A Wildwood, Mo. woman died May 25, 2012, as a result of a boating accident at the Lake of the Ozarks. Media reports that quote the Missouri Water Patrol indicate the boat she was on collided with a personal watercraft.
According to the latest statistics from the U. S. Coast Guard, there were almost 4,600 boating accidents nationwide in 2011, involving 758 deaths and causing approximately $52 million in property damage. And last year’s fatality rate of 6.2 deaths per 100,000 registered recreational vessels represents a 15 percent jump over the previous year. So it’s apparent that boating accidents represent serious, even deadly, phenomena.
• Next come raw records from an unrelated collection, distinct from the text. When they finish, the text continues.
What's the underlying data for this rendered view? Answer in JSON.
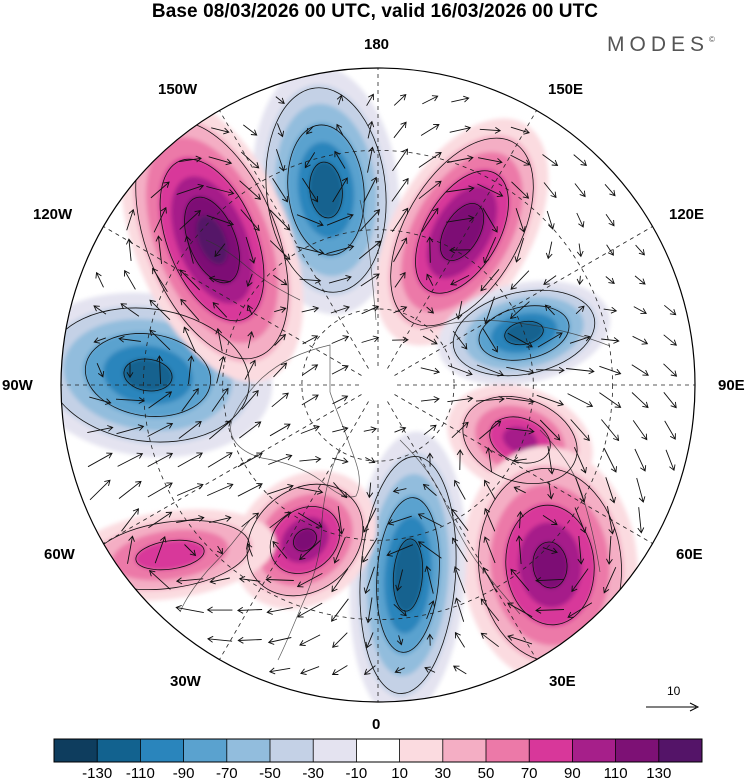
{
  "title": "Base 08/03/2026 00 UTC, valid 16/03/2026 00 UTC",
  "logo": {
    "text": "MODES",
    "mark": "©"
  },
  "longitude_labels": {
    "n180": "180",
    "e150": "150E",
    "w150": "150W",
    "e120": "120E",
    "w120": "120W",
    "e90": "90E",
    "w90": "90W",
    "e60": "60E",
    "w60": "60W",
    "e30": "30E",
    "w30": "30W",
    "s0": "0"
  },
  "reference_vector": {
    "label": "10"
  },
  "colorbar": {
    "ticks": [
      "-130",
      "-110",
      "-90",
      "-70",
      "-50",
      "-30",
      "-10",
      "10",
      "30",
      "50",
      "70",
      "90",
      "110",
      "130"
    ],
    "colors": [
      "#0e3d5e",
      "#12628f",
      "#2a85bc",
      "#5aa2cf",
      "#92bddd",
      "#c4d1e6",
      "#e4e3f0",
      "#ffffff",
      "#fbdbe0",
      "#f4aec4",
      "#ec79a8",
      "#d8379a",
      "#a61f8a",
      "#7d1175",
      "#541468"
    ]
  },
  "anomaly_centers": [
    {
      "name": "low-180",
      "value": -120
    },
    {
      "name": "high-150e",
      "value": 125
    },
    {
      "name": "low-120e",
      "value": -120
    },
    {
      "name": "high-75e",
      "value": 95
    },
    {
      "name": "high-45e",
      "value": 115
    },
    {
      "name": "low-0",
      "value": -125
    },
    {
      "name": "high-45w",
      "value": 110
    },
    {
      "name": "high-75w",
      "value": 80
    },
    {
      "name": "low-90w",
      "value": -115
    },
    {
      "name": "high-140w",
      "value": 135
    }
  ]
}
A further review of the Coast Guard’s “Recreational Boating Statistics 2011” report shows that:
• Collision with another recreational vessel was the leading type of boating accident by far
• The number one contributing factor in recreational boating accidents was related to the operator: inattention, improper lookout, inexperience, and excessive speed
• Alcohol use was cited as the leading contributing factor in fatal boating accidents – about 16 percent of all fatal accidents
With the arrival of summer, more recreational boaters will hit the area’s lakes and rivers. More boaters mean more accidents. And, as the Coast Guard’s reporting clearly indicates, the negligent acts of operators is the primary cause of accidents involving injuries and deaths. Just like victims of trucking accidents or car accidents, victims of deadly boating accidents and their families have the legal right to be compensated for their damages and losses.